Was Fiat mit dem charmanten 500er vormachte und Renault mit den Neuauflagen des R5, R4 sowie Twingo fortführt, inspiriert nun auch Citroën. Die französische Traditionsmarke springt auf den Nostalgiezug auf und lässt die legendäre “Ente” wiederauferstehen. „Der 2CV kehrt zurück“, verkündete Markenchef Xavier Chardon enthusiastisch und untermauerte die Ankündigung mit einer kurzen Videosequenz, die das Comeback des in Deutschland als „Ente“ berühmt gewordenen Kleinwagens andeutete. Jedoch wurde die Optik in den präsentierten Fotos mit Bedacht unklar gehalten und zeigte bloß die ungefähre Form des Gefährts.
„Verzeihen Sie mir das bitte“, scherzte Chardon schmunzelnd vor Medienvertretern in Frankreich, „aber die Aufnahmen entstanden in einem dunklen Tunnel. Wer das Auto im vollen Scheinwerferlicht bewundern möchte, ist herzlich eingeladen, uns im Oktober auf dem Pariser Autosalon zu besuchen.“ Auf der dortigen Mondial de l’Auto wird Citroën das offiziell noch als Konzept deklarierte Fahrzeug am 7. Oktober feierlich enthüllen.
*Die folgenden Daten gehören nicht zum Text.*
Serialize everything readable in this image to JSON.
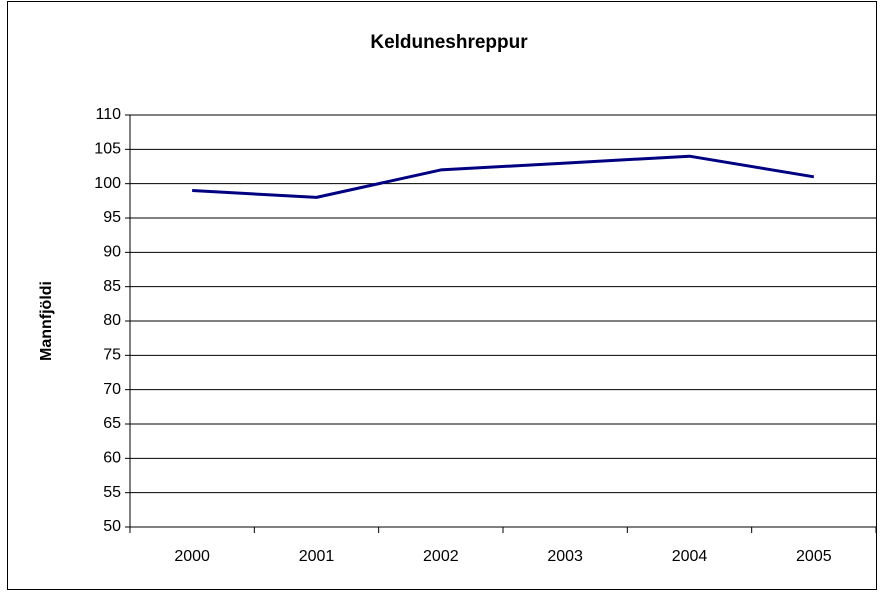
{
  "chart_data": {
    "type": "line",
    "title": "Kelduneshreppur",
    "y_label": "Mannfjöldi",
    "categories": [
      "2000",
      "2001",
      "2002",
      "2003",
      "2004",
      "2005"
    ],
    "series": [
      {
        "name": "Mannfjöldi",
        "color": "#000080",
        "values": [
          99,
          98,
          102,
          103,
          104,
          101
        ]
      }
    ],
    "ylim": [
      50,
      110
    ],
    "yticks": [
      50,
      55,
      60,
      65,
      70,
      75,
      80,
      85,
      90,
      95,
      100,
      105,
      110
    ],
    "grid": true
  }
}
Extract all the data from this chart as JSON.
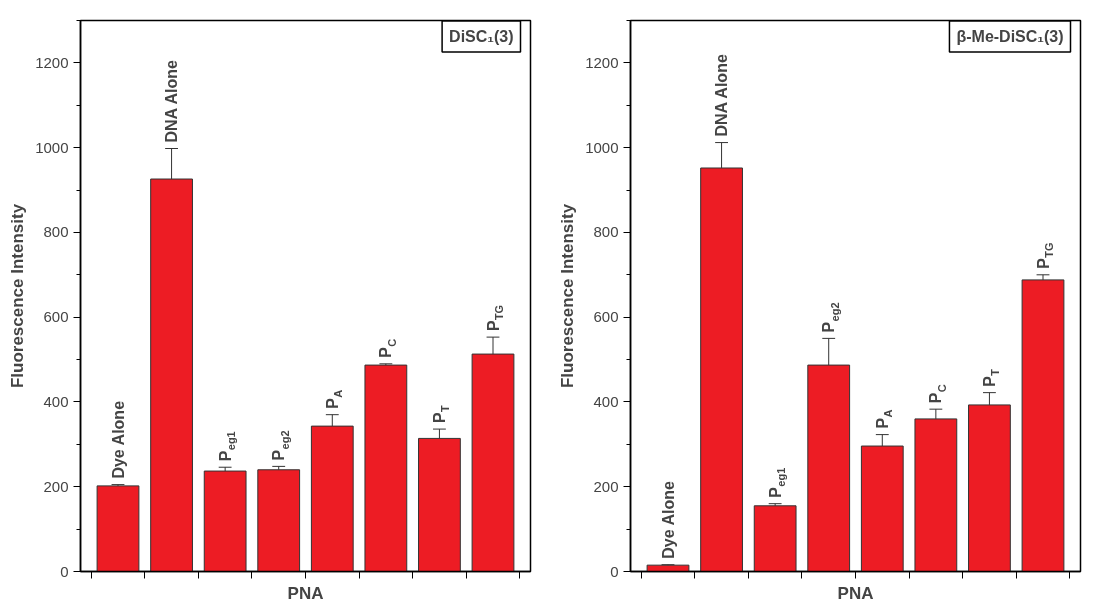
{
  "chart_data": [
    {
      "type": "bar",
      "annotations": [
        "DiSC₁(3)"
      ],
      "xlabel": "PNA",
      "ylabel": "Fluorescence Intensity",
      "categories": [
        "Dye Alone",
        "DNA Alone",
        "P$_{eg1}$",
        "P$_{eg2}$",
        "P$_{A}$",
        "P$_{C}$",
        "P$_{T}$",
        "P$_{TG}$"
      ],
      "values": [
        202,
        926,
        237,
        240,
        343,
        487,
        314,
        513
      ],
      "errors": [
        [
          202,
          205
        ],
        [
          926,
          998
        ],
        [
          237,
          246
        ],
        [
          240,
          248
        ],
        [
          343,
          370
        ],
        [
          487,
          490
        ],
        [
          314,
          336
        ],
        [
          513,
          553
        ]
      ],
      "color": "#ed1c24",
      "ylim": [
        0,
        1300
      ],
      "yticks": [
        0,
        200,
        400,
        600,
        800,
        1000,
        1200
      ],
      "grid": false
    },
    {
      "type": "bar",
      "annotations": [
        "β-Me-DiSC₁(3)"
      ],
      "xlabel": "PNA",
      "ylabel": "Fluorescence Intensity",
      "categories": [
        "Dye Alone",
        "DNA Alone",
        "P$_{eg1}$",
        "P$_{eg2}$",
        "P$_{A}$",
        "P$_{C}$",
        "P$_{T}$",
        "P$_{TG}$"
      ],
      "values": [
        15,
        952,
        155,
        487,
        296,
        360,
        393,
        688
      ],
      "errors": [
        [
          15,
          16
        ],
        [
          952,
          1012
        ],
        [
          155,
          160
        ],
        [
          487,
          550
        ],
        [
          296,
          323
        ],
        [
          360,
          383
        ],
        [
          393,
          422
        ],
        [
          688,
          700
        ]
      ],
      "color": "#ed1c24",
      "ylim": [
        0,
        1300
      ],
      "yticks": [
        0,
        200,
        400,
        600,
        800,
        1000,
        1200
      ],
      "grid": false
    }
  ]
}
Damit dürfte die Neuinterpretation – genau wie das Ur-Modell bei seiner Premiere im Jahr 1948 – zu den absoluten Publikumsmagneten der Automobilmesse zählen.
Diese Ankündigung markiert eine radikale Kehrtwende in der Produktstrategie von Citroën. Noch im Vorjahr erteilete man dem Retro-Trend eine klare Absage. Chardons Amtsvorgänger, Thierry Koskas dazu: „Der Grundgedanke des 2CV – ein erschwingliches Basismodell zu bieten, das den Kunden kostengünstige Fortbewegung ermöglicht – prägt das Denken bei Citroën nach wie vor. Beim aktuellen C3 haben wir diesen Ansatz bereits umgesetzt. Um ehrlich zu sein, halte ich wenig von Retro-Design, da ich lieber mit frischen Konzepten in die Zukunft blicke. Doch die Philosophie, für die der 2CV steht, bleibt fester Bestandteil unserer Markenidentität.“
Der jetzige Sinneswandel dürfte maßgeblich durch den Erfolg des Erzrivalen Renault beeinflusst worden sein, dessen batterieelektrische Nostalgie-Modelle im Stromer-Segment auf hohe Resonanz stoßen, was sich auch in den Verkaufszahlen widerspiegelt. Die Neuauflage der Ente wird auf der neuen E-Auto-Architektur des Stellantis-Mutterkonzerns aufgebaut sein. Der Einstiegspreis sollte unter 15.000 Euro liegen.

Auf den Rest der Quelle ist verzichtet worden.